ST5 is important for cellular signal cascades and the regulation of the transformed phenotype (21). Structurally, ST5 contains a group of GDP/GTP exchange region for Rab protein family and the mitogen-activated protein (MAP) kinase-activating death region which is verified as a interactant of TNF-alpha receptor (22, 23). ST5 can activate the MAP kinase ERK1/2 in response to epidermal growth factor (EGF) in cos-7 African green monkey fibroblast cells (24). The proline-rich region of ST5 isoform can recognize Src homology 3 (SH3) binding domains and MAP kinase phosphorylation sites (25–27), and participated in RAS/MEK2/ERK2 signaling cascade (20).
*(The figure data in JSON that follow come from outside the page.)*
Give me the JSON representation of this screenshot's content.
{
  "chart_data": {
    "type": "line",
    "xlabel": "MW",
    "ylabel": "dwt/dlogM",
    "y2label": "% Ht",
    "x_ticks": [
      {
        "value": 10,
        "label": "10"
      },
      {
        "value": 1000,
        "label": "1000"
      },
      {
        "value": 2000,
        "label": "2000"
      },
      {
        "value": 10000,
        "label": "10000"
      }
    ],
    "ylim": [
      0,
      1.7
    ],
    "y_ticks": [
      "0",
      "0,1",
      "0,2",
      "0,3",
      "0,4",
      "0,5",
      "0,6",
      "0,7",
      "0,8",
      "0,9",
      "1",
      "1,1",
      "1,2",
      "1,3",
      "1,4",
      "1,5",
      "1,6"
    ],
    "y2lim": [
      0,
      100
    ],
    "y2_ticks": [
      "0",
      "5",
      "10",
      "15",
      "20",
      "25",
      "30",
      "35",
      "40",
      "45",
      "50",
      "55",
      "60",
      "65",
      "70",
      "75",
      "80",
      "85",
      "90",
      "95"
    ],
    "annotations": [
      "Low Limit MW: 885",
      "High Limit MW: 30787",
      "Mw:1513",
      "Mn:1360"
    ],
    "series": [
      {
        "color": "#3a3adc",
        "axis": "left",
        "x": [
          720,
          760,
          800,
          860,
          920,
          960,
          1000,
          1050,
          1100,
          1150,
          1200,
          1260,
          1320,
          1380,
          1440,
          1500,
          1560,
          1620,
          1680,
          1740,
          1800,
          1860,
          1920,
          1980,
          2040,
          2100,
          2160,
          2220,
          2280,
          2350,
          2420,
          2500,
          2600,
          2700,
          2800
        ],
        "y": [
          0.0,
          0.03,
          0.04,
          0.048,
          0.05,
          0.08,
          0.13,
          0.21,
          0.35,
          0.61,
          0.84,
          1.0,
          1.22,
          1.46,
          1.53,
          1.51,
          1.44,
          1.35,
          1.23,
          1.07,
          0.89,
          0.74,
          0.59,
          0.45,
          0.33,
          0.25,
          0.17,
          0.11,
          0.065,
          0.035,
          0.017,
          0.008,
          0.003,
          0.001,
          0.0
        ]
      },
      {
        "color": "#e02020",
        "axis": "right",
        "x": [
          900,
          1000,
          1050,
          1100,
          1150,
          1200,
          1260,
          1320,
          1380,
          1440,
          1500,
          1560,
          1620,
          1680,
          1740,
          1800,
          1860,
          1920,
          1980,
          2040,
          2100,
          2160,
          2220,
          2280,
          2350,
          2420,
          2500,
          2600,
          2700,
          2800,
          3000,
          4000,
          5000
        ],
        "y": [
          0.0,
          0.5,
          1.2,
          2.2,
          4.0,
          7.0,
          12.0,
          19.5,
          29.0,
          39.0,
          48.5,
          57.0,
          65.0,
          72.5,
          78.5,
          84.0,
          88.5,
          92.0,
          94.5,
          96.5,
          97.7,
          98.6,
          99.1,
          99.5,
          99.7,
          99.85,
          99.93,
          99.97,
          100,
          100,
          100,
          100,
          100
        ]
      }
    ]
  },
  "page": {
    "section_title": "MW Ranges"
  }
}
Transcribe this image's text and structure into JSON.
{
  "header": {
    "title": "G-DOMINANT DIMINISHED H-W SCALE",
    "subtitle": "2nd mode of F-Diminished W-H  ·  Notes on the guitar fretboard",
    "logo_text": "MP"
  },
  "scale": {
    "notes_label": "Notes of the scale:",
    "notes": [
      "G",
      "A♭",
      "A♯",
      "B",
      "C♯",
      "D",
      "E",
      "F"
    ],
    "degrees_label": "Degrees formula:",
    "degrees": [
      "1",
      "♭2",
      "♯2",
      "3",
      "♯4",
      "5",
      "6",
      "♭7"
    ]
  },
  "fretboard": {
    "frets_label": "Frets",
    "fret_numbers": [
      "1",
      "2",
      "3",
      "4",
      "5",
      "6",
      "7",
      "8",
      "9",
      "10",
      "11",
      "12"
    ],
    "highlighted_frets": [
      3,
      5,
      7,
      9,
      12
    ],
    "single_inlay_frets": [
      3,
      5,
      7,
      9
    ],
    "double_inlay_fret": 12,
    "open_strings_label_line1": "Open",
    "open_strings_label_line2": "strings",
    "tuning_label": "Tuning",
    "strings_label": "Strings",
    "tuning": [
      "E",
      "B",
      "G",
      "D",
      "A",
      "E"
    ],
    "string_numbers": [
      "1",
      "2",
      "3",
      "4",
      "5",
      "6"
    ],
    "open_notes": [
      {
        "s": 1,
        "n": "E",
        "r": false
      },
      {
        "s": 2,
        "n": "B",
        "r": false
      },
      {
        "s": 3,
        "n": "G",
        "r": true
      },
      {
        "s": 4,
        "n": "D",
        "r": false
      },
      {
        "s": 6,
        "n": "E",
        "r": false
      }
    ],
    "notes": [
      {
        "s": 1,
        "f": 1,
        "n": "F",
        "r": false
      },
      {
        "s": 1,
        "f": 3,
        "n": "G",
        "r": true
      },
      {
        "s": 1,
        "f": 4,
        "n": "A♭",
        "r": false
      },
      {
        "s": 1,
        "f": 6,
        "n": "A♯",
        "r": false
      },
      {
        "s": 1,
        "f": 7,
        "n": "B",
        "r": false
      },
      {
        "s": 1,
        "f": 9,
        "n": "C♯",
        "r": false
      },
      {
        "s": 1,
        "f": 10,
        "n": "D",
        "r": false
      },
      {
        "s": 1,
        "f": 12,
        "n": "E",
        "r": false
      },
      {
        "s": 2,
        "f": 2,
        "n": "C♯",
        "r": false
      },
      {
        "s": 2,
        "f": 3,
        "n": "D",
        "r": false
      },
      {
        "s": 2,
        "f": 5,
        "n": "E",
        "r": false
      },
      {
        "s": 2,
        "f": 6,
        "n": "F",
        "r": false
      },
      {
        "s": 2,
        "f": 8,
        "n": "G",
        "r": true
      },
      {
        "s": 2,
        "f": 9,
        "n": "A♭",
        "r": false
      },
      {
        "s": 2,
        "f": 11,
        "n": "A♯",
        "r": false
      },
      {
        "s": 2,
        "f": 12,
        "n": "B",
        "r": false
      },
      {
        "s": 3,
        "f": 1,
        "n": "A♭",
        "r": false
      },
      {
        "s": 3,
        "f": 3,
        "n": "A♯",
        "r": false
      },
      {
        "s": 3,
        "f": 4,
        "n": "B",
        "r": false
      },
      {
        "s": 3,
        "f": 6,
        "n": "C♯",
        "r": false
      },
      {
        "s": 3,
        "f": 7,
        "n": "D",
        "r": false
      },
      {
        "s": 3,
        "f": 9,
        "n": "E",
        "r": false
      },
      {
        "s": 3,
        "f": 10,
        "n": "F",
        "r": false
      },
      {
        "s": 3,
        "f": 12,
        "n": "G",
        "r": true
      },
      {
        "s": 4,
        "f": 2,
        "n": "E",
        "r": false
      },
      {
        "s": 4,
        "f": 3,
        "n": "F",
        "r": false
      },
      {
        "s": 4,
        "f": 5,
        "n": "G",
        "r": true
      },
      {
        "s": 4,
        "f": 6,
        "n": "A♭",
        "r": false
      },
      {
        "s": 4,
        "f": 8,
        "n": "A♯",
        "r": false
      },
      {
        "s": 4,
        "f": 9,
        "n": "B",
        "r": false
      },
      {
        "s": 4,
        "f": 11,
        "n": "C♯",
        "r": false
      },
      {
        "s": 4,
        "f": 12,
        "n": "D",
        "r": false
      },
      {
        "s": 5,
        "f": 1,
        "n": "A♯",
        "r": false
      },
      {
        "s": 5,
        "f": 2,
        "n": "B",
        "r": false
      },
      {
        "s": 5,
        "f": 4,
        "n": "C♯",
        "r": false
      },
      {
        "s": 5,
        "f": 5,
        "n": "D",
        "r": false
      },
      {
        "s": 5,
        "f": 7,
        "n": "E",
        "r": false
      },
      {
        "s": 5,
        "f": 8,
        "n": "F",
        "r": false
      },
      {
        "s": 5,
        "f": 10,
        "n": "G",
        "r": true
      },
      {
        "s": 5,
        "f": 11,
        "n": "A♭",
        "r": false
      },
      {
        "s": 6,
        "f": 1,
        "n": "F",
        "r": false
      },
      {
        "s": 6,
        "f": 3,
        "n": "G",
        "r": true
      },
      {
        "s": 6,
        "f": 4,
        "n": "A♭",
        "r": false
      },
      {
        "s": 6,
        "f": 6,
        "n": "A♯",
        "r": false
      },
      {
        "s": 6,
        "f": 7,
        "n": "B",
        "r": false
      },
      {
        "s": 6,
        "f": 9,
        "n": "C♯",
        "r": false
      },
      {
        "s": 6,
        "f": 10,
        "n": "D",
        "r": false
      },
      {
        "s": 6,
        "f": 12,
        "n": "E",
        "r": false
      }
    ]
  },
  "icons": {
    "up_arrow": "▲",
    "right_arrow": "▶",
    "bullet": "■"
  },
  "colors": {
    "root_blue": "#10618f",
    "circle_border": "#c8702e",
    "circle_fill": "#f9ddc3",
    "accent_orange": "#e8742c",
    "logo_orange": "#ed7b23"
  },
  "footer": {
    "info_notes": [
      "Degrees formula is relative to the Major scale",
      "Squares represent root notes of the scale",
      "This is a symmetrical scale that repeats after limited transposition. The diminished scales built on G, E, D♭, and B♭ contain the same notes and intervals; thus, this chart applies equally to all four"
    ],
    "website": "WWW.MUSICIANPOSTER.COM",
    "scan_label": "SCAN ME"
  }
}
Additionally, DENN/MADD, a multifunctional domain protein, interacts with JNK, activating MAPK/JNK pathway in Alzheimer's disease (AD) pathogenesis (28, 29). Therefore, ST5-mediated intracellular signaling transduction has the involvement of ERK1/2/JNK pathway. In the present study, we observed that ERK1/2/JNK activation was obviously inhibited, followed by the decrease of c-Myc in MDA-MB-231 cells transfected with exogenous ST5, vice versa. Possibly, ERK1/2/JNK signal axis was the downstream of ST5 during the migration process of breast tumor cells. However, whether ST5-mediated anti-tumor effect depends on ERK1/2/JNK pathway needs more investigation.
Low expression of tumor suppressors was regulated by diverse of factors, such as microRNAs, transcription factors, and DNA methylation (30, 31). Similar to other cancer types, human breast cancer also exhibits a high number of epigenetic alterations in the genome (32). Methylation profiles can be used as clinical biomarkers to predict drug response and prognosis of breast cancer (33, 34). DNA methylation alterations associated with cancer-related genes have become more pronounced and acted as the effective biomarker for early diagnosis and disease progression monitoring in the invasive breast tumors (35–37). The previous research from our group has revealed hypermethylated ST5 in gastric poorly differentiated adenocarcinoma (38). Herein, ST5 was also highly methylated in invasive breast cancer cells. And methylation inhibitor not only promoted ST5 expression, but also rescued tumor characteristics of MDA-MB-231 cells. Probably, the promoter methylation of ST5 regulated ST5 decline-evoked cell viability and migration enhancement.